ESTRO 2024 - Abstract Book

S507

Clinical - Breast

ESTRO 2024

Sanjoy Chatterjee 1 , Santam Chakraborty 1 , Nikhil Bathija 1 , Anurupa Mahata 2 , Samar Mandal 2 , Selvamani B 3 , Rajesh Balakrishnan 3 , Patricia Solomon 3 , Punita Lal 4 , Shagun Misra 4 , HYPORT Adjuvant Trialists Group 1 1 Tata Medical Center, Radiation Oncology, Kolkata, India. 2 Tata Medical Center, Medical physics, Kolkata, India. 3 Christian Medical College, Radiation Oncology, Vellore, India. 4 SGPGI, Radiation Oncology, Lucknow, India

Purpose/Objective:

HYPORT Adjuvant is a phase III randomized trial comparing 1 versus 3 weeks of adjuvant breast RT [1]. In this study we report the adherence to the protocol specified radiation dose constraints for the heart and lung. Furthermore we use the individual dose volume data to model the excess lifetime risk of mortality from ischemic heart disease (IHD) and compare it between the arms.

Material/Methods:

Patients recruited between March 2018 and August 2022 received adjuvant radiotherapy (Control (CONTROL) 40 Gy/15 fractions / 3 weeks versus Experimental (EXP) 26 Gy/5 fractions/ 1 week) [1]. Plans had to meet set mandatory constraints for lung and heart doses [2]. Individual dose volume histograms (DVH) were extracted and analyzed to determine compliance to mandatory and optimal constraints [2]. Use of cardiac sparing radiotherapy techniques like deep inspiration breath hold (DIBH) was recommended [3]. Equivalent Dose at 2 Gy (EQD2) assuming an alpha beta ratio of 3 were calculated for each volume bin from the absolute doses. Risk of death due to IHD in Indian females was obtained from the Global Burden of Disease study. [4]. From this we calculated the cumulative mortality for each five year age interval from 20 - 80 years.
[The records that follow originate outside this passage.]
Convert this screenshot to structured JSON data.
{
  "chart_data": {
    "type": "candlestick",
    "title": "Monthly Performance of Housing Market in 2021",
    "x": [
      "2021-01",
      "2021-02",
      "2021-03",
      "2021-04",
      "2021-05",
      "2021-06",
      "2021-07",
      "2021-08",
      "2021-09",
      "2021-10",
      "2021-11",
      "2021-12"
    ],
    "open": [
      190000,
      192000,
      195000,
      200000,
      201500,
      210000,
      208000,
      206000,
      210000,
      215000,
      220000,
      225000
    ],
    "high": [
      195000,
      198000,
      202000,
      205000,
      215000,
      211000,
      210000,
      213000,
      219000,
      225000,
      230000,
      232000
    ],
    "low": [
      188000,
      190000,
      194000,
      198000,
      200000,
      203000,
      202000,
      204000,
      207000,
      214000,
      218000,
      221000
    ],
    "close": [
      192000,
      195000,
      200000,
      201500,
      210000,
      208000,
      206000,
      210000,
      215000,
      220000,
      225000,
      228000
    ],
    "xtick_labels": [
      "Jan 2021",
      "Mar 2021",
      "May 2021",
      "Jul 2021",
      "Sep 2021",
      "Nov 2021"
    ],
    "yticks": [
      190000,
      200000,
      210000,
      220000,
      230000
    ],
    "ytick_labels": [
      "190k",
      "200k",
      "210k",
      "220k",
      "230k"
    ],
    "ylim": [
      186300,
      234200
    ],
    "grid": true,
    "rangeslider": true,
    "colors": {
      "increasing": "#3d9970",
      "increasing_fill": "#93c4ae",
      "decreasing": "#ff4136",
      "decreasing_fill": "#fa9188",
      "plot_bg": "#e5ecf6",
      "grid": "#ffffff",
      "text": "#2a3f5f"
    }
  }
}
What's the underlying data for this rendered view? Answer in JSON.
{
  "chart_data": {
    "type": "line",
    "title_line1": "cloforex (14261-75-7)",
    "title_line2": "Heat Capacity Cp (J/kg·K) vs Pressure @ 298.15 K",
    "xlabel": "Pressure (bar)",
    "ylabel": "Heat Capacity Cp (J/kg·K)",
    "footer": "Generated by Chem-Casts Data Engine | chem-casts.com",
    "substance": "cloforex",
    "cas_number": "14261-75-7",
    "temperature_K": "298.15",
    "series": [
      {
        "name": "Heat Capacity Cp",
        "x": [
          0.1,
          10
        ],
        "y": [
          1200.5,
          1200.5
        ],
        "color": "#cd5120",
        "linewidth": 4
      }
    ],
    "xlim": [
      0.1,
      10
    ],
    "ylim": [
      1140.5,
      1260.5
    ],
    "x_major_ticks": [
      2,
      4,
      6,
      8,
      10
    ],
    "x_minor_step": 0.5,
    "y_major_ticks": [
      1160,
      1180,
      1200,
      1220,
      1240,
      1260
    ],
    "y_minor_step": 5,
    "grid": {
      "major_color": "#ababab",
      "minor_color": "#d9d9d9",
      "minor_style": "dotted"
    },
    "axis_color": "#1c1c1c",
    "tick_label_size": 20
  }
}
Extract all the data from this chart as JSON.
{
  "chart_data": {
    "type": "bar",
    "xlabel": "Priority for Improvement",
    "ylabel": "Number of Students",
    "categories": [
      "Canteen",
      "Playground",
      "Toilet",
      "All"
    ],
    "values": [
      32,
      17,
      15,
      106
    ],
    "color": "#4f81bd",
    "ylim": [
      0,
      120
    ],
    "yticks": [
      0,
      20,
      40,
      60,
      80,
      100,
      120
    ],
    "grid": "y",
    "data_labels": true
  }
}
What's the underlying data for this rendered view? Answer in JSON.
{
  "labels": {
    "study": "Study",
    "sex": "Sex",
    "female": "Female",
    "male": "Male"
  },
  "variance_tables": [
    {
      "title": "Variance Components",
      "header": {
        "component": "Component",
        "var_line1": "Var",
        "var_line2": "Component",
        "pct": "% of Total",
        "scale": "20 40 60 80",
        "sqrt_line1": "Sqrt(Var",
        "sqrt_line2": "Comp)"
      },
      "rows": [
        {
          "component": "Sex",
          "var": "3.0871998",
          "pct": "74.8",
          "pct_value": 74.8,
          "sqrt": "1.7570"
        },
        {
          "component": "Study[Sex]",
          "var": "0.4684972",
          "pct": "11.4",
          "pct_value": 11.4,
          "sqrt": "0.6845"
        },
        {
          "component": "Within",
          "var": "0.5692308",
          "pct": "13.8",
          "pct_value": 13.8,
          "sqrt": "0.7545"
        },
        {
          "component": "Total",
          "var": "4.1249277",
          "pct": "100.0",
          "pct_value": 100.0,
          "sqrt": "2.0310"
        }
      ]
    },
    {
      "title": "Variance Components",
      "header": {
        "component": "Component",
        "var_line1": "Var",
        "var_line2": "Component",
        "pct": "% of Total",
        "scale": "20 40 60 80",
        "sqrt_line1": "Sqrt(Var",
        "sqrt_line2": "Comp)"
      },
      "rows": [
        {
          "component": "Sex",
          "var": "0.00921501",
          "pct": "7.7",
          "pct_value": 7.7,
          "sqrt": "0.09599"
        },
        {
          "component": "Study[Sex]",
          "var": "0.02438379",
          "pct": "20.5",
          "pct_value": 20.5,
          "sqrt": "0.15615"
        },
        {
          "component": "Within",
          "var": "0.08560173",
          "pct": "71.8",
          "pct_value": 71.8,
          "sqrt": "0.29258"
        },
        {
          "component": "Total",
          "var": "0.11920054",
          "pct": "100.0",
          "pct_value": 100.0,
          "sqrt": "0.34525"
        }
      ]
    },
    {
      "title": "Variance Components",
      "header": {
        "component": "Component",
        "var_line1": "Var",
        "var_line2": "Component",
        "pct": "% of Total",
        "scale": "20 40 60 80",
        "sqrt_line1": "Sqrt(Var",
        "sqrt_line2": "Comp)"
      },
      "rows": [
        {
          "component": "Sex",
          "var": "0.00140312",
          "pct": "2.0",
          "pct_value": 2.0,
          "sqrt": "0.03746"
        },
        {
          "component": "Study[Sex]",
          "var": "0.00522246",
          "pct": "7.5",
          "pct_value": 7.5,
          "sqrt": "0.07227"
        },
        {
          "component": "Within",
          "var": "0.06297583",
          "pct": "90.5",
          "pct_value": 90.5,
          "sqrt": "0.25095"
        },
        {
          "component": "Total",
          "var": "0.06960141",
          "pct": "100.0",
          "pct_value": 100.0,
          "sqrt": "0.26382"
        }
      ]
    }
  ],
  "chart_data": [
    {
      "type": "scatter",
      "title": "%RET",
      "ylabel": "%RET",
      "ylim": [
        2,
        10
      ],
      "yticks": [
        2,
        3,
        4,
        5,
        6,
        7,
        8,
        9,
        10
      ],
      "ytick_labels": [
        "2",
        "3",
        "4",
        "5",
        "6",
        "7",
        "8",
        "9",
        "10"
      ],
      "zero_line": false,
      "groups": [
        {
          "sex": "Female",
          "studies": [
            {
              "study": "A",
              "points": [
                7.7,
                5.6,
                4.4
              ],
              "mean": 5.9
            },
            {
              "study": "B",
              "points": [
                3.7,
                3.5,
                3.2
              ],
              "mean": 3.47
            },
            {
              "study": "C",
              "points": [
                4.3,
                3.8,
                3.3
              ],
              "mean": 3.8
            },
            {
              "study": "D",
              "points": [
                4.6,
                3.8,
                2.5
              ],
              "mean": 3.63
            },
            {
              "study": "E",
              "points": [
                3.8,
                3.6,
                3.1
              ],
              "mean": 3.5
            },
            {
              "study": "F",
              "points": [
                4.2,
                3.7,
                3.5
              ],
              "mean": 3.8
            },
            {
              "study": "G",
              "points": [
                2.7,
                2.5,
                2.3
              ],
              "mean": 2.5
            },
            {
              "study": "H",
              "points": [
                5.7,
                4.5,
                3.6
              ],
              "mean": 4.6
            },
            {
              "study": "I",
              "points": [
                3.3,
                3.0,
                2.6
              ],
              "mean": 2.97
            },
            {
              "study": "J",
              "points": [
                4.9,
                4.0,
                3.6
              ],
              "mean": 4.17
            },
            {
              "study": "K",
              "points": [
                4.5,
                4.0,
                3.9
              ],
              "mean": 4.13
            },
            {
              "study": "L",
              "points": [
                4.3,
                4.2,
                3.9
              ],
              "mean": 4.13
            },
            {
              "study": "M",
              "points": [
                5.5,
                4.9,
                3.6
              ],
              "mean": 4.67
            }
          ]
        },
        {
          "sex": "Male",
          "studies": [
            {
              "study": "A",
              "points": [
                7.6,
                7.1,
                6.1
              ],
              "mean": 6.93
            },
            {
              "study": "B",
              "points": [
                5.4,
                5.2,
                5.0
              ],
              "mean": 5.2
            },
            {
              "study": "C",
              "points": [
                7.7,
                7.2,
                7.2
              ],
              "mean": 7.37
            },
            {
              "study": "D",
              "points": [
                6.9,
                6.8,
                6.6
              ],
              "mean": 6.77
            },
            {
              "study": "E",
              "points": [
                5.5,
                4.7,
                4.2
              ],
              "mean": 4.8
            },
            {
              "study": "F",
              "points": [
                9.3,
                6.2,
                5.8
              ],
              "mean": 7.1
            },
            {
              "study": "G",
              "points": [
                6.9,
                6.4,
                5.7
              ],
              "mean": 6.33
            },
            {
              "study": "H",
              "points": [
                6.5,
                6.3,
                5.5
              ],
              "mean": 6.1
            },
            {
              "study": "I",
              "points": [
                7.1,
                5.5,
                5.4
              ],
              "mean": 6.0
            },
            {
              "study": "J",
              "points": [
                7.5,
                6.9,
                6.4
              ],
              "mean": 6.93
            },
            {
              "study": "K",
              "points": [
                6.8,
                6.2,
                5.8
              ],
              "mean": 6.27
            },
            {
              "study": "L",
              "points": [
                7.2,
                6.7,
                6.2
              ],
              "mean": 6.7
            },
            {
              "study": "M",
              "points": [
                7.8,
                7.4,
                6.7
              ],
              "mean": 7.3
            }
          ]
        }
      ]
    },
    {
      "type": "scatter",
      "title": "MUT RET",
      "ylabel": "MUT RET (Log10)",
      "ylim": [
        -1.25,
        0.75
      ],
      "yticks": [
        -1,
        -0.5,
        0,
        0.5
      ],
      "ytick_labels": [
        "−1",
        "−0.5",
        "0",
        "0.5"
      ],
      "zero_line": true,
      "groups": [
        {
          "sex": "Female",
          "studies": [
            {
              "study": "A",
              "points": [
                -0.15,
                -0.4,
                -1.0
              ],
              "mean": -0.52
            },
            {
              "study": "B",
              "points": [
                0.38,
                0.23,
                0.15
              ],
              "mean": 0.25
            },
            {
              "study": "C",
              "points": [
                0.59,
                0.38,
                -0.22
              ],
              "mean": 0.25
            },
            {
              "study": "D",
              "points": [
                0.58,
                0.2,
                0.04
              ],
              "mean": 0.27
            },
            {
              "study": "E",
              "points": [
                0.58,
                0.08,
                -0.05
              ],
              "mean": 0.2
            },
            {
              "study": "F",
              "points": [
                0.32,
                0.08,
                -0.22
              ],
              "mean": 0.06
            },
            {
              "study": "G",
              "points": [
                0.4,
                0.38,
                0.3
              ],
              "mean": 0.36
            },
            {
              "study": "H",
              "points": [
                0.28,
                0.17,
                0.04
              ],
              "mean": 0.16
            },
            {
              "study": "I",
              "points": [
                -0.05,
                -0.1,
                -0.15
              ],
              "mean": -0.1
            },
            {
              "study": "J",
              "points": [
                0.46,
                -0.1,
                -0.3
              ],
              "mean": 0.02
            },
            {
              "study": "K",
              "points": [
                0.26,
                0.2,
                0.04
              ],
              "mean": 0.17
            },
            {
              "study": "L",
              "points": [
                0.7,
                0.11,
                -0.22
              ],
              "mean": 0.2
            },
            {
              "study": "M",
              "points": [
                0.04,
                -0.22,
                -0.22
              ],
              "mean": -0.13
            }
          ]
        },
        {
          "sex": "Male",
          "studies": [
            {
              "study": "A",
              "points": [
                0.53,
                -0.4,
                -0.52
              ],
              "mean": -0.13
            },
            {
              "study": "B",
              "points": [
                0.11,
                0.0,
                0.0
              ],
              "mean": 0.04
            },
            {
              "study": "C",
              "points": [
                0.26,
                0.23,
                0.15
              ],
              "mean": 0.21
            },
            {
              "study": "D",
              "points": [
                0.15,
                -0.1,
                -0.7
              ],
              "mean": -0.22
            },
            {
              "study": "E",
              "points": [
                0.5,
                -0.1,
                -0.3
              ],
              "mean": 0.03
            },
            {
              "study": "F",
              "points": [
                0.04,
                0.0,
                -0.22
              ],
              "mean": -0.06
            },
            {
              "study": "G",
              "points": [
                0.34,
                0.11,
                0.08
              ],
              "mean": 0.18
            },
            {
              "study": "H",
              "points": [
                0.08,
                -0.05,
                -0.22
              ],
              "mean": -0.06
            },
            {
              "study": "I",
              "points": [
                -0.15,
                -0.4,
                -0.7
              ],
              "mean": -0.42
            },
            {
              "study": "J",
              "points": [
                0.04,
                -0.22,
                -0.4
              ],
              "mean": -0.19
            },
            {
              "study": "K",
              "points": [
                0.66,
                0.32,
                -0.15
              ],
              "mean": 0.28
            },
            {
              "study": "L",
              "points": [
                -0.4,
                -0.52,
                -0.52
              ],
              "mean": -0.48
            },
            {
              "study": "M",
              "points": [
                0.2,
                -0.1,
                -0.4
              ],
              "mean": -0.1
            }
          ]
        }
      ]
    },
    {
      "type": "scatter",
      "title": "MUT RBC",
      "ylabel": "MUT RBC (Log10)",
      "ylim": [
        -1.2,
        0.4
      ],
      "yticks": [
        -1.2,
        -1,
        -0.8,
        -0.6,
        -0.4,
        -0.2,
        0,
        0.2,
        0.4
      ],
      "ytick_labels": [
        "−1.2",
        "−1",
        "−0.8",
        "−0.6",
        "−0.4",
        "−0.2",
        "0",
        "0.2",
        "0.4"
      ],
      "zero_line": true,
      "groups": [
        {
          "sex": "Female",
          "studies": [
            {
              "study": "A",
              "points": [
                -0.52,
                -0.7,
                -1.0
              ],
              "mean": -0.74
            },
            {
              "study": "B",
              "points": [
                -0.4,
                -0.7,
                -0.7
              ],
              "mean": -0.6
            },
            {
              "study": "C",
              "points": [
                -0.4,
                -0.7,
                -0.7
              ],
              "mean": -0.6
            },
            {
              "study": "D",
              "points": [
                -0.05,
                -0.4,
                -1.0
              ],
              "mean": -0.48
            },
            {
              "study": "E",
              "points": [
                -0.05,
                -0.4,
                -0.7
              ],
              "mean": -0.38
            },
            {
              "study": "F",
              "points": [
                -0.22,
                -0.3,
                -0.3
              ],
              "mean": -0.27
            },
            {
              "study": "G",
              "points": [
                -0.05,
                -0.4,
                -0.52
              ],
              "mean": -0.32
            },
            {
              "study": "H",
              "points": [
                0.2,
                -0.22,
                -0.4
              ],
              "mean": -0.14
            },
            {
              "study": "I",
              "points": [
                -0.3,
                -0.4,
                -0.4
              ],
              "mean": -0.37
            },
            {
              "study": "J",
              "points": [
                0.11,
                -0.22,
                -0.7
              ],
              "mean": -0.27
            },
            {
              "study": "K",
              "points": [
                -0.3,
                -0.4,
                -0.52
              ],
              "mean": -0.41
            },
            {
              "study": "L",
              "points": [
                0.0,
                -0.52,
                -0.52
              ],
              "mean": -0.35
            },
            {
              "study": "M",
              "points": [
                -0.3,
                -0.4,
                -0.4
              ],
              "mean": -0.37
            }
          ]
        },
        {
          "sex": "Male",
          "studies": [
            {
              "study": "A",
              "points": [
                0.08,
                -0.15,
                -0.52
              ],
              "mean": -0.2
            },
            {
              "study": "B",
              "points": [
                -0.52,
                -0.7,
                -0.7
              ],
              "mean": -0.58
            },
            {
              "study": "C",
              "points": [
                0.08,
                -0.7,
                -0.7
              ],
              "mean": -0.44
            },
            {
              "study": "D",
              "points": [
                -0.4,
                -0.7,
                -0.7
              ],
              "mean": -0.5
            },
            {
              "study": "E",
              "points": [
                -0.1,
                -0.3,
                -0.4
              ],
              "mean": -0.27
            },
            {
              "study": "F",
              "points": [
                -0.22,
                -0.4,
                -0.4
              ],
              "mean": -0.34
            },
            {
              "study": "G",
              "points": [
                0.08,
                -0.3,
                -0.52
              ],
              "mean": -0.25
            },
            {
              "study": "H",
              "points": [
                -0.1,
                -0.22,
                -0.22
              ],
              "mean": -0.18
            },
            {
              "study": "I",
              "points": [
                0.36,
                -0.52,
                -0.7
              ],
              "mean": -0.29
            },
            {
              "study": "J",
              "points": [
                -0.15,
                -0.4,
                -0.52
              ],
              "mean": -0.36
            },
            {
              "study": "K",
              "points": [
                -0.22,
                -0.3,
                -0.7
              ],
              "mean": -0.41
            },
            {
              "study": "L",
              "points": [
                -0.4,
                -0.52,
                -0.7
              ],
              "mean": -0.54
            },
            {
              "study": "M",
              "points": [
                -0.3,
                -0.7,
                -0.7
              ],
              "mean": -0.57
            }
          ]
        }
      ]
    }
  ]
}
This was reversed to obtain the lifetime risk of mortality per age group due to IHD. The excess lifetime risk of ischemic heart disease was obtained by multiplying the baseline risk with the excess absolute risk per Gy mean heart dose (8.4% per Gy MHD EQD2) [5]. As the two dose schedules were different we used the EQD2 of MHD instead of the physical doses. Excess absolute lifetime mortality was calculated for each patient, summarized across age groups and compared between the two arms. For each patient we also calculated the upper estimate of increased mortality by multiplying the upper 95% confidence intervals of the lifetime risk with the upper 95% confidence interval of the estimate of excess risk of major cardiac events per Gy of MHD (15.9% per Gy MHD EQD2) [5].

Results:

Out of 1075 patients, 546 had left sided breast cancer. Three patients received bilateral breast radiotherapy. Median age was 52 (IQR 45-60) years. Table 1 shows the percentages of structures where the mandatory and optimal dose constraints were met. Lung doses were within constraints for all patients. A total of 13 patients (2.3%) failed to meet one or more mandatory dose constraints. Grand mean heart dose (MHD) for left sided patients was 78 cGy (SD 27) versus 119 cGy (SD 44 cGy) for the EXP and CTR arms respectively. Grand mean EQD2 MHD were 0.52 cGy (SD 0.28) versus 0.76 cGy (SD 0.32) respectively. Among patients receiving IMN RT (n=15, Left sided n=8), mean heart dose was 532 cGy (585 cGy versus 500 cGy respectively). Grand mean dose to LAD for left sided cancers was 384 cGy (308 versus 461 in Arm A versus B respectively. Mean dose to LAD for left sided patients with IMN RT was 876 Versus 1035 cGy.